English was, by this time, a fairly standardised written language. Printing presses had been in operation for two and a half centuries and spelling had gelled more by custom than by design. Dr Johnson had interfered with some spellings, insisting, for example, that dett be spelt debt for (bad) etymological reasons. Noah Webster would do the same in Massachusetts. There were 26 letters in the English alphabet, j and v having been added. The golden triangle of Oxford, Cambridge, and London had established an educated and mercantile form of English. The King James Bible of 1611, appointed to be read in churches, and The Book of Common Prayer, meant that all Protestants heard the same words for the same texts - though, of course, they heard regional variations of pronunciation. Charles I had passed a law on the standardisation of chapbooks by which itinerant hawkers peddled the rudiments of literacy.
The language of Cambridge England passed directly to Cambridge Massachusetts where Stephen Day founded the first press in 1639. Hezekiah Usher of Boston added books to his General Store list of commodities in 1647.
There are no census figures for literacy in the Eighteenth Century, but there are detailed accounts of the number of printing presses in operation.
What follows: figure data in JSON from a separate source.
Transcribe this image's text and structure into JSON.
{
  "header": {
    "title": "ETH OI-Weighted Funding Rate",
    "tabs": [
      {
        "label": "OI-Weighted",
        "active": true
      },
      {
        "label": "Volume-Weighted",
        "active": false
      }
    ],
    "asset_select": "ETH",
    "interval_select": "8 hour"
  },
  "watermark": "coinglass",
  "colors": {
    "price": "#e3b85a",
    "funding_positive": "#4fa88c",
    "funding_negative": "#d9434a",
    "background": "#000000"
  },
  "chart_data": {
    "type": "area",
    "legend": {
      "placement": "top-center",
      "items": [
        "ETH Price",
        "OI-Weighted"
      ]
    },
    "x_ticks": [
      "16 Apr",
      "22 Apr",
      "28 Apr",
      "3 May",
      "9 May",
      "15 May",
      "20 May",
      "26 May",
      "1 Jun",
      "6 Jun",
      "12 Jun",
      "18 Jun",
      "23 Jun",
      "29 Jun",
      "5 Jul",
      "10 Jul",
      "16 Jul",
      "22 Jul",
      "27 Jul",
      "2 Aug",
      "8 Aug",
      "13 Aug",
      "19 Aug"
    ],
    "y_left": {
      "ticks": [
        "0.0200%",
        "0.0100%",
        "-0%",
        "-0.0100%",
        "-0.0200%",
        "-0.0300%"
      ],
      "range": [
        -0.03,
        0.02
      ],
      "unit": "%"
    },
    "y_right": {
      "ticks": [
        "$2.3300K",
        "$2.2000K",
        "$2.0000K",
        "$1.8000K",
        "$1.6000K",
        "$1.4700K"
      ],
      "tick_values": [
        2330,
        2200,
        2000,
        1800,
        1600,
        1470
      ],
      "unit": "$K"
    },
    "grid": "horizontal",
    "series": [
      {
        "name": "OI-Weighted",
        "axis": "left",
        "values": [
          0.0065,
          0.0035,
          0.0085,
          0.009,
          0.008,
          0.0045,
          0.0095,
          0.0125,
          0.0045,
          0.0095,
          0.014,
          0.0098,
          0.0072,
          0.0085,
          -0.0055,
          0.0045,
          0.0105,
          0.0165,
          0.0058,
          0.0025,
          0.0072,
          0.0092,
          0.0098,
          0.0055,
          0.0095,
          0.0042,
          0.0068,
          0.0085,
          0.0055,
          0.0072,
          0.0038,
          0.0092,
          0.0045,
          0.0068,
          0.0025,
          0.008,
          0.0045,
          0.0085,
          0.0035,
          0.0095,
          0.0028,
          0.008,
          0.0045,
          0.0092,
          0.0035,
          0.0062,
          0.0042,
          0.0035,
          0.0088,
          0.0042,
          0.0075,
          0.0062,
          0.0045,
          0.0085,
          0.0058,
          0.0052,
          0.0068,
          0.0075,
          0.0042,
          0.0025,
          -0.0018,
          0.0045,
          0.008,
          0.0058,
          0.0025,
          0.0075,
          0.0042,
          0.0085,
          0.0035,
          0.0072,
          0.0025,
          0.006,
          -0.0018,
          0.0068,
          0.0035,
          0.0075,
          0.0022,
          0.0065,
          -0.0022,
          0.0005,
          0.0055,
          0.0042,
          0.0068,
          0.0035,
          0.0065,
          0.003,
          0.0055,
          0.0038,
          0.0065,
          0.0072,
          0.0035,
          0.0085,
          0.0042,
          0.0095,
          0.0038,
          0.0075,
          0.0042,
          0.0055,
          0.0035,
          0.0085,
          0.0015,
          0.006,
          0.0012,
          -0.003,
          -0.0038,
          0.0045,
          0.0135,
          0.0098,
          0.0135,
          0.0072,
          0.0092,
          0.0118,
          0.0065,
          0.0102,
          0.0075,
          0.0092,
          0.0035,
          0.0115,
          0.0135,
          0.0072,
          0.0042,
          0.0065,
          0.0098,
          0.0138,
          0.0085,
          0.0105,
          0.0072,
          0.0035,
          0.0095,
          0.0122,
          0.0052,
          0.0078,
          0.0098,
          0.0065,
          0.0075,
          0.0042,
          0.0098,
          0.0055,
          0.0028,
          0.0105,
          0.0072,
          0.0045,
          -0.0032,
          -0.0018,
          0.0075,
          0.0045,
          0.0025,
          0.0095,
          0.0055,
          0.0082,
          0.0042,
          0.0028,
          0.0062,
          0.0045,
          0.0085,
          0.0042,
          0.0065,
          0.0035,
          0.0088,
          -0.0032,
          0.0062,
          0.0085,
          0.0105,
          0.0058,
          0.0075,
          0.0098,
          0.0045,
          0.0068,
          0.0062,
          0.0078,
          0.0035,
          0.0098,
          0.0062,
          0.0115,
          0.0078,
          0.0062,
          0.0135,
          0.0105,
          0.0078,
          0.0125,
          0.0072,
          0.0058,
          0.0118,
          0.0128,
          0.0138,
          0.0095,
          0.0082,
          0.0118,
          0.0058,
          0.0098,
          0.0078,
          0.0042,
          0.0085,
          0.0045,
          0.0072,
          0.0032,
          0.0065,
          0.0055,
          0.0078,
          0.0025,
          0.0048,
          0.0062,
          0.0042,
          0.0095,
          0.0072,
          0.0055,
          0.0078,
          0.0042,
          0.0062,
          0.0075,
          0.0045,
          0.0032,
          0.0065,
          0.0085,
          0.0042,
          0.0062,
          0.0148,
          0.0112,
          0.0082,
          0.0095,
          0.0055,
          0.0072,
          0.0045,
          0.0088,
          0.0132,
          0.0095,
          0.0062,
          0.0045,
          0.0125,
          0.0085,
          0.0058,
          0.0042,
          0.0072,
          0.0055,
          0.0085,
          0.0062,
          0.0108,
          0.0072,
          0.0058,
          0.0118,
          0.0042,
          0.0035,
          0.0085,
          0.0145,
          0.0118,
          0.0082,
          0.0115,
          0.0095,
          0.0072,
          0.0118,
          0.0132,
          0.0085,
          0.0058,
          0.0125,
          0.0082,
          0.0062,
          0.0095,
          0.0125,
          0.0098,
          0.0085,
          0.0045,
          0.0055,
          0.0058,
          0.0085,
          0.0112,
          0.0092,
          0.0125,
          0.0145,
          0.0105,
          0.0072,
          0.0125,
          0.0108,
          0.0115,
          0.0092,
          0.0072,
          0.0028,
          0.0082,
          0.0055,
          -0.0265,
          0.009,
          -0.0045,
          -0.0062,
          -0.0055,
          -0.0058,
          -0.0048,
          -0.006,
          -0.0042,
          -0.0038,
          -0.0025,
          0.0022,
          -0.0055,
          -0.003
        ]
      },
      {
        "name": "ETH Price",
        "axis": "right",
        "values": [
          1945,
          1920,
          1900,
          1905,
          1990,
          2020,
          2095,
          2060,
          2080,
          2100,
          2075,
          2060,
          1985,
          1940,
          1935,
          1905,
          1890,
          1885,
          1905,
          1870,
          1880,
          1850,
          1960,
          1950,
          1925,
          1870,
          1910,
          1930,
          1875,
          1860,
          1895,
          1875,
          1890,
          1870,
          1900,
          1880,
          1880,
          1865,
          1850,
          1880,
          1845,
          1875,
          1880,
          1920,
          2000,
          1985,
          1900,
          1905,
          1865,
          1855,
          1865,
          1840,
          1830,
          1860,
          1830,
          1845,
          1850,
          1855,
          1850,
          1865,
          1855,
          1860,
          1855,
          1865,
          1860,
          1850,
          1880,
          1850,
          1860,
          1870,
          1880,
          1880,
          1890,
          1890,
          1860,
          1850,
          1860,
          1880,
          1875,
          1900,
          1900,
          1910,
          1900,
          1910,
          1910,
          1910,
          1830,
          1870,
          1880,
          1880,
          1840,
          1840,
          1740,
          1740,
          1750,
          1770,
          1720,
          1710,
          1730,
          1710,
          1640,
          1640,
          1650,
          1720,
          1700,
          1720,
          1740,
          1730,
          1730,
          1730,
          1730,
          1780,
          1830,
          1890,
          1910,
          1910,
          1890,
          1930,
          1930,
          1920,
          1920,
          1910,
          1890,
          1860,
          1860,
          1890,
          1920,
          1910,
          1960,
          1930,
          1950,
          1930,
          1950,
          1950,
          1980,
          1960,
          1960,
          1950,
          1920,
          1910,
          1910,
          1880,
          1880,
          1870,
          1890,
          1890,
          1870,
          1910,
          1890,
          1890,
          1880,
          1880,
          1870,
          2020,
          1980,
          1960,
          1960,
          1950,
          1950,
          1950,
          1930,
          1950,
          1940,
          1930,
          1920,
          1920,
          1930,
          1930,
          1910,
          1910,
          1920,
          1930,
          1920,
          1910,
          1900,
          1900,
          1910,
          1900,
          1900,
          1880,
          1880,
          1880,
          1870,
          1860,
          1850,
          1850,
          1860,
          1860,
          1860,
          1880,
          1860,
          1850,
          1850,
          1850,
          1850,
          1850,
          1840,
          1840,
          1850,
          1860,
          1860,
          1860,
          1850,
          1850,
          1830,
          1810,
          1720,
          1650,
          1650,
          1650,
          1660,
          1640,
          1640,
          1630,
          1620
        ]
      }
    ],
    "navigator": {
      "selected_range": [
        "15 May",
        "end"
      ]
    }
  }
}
No press could operate without a licence, granted by the Lord Chancellor's office which was also responsible for censorship. So, in the 1760s, the question is not how many people were literate but how many were completely illiterate? Universal literacy was not achieved until the late Nineteenth Century, but it is likely that the majority of English people had at least a basic knowledge of reading and writing a century before - perhaps 80%.
Protestants insisted on literacy, and the United States was largely a Protestant creation. So, literacy among the early American settlers was high. Their texts were religious rather than political. They knew their Bible. There were chapbooks of homiletics. The four editions of John Foxe's Book of Martyrs, 1570-1583, were standard fare in Protestant homes and shaped Protestant views of The Inquisition and the reign of Bloody Mary for a century. Also, from its publication in 1678, the other book that ranked next to the Bible was John Bunyan's The Pilgrim's Progress.
Newton, hardly at the same time, came out to it from Cambridge along the old Roman road, that had survived unmended for twelve centuries. At Stourbridge he bought prisms in the Dutch Row with which to unweave the rainbow.
'The Pilgrim's Progress' was probably the last truly popular work of English fiction, in that it appealed to all sections of society who read or heard it. Parts of the book have passed into the language, so that even those who have never read it may well know The Slough of Despond, Giant Despair and Doubting Castle, Mr Worldy-Wiseman, as well as Vanity Fair (taken by Thackeray as the title of his novel serialised 1847/48).
It is still a very powerful allegory of a pilgrim's passage through this world in hope of achieving the Celestial City. It touches the dark pit of the Protestant mind as well as the rapture of light. Bunyan knew Foxe's book and consigned Faithful to the flames of martyrdom in the best tradition of gloom and uplift.
Languages gain prestige, in part, through their literature - and this includes their religious literature. Hebrew and Arabic, for example, can claim to be languages of revelation. That in itself is not enough to ensure the continuance of a language among anyone other than scholars and priests. Religious languages become fixed and dead. Living languages change. Literature is a changing medium. Add the new dimension of technical literature and English is now the nearest language to a Universal Tongue.
The British gave Great Power prestige to English in the Nineteenth Century. The United States sponsored English in the Twentieth. The British claimed, for good or ill, the largest Empire in the history of the world. The industrial and military power of the United States in August 1945, compared with the rest of the world, was unprecedented in history. New Rome had grown up in New England.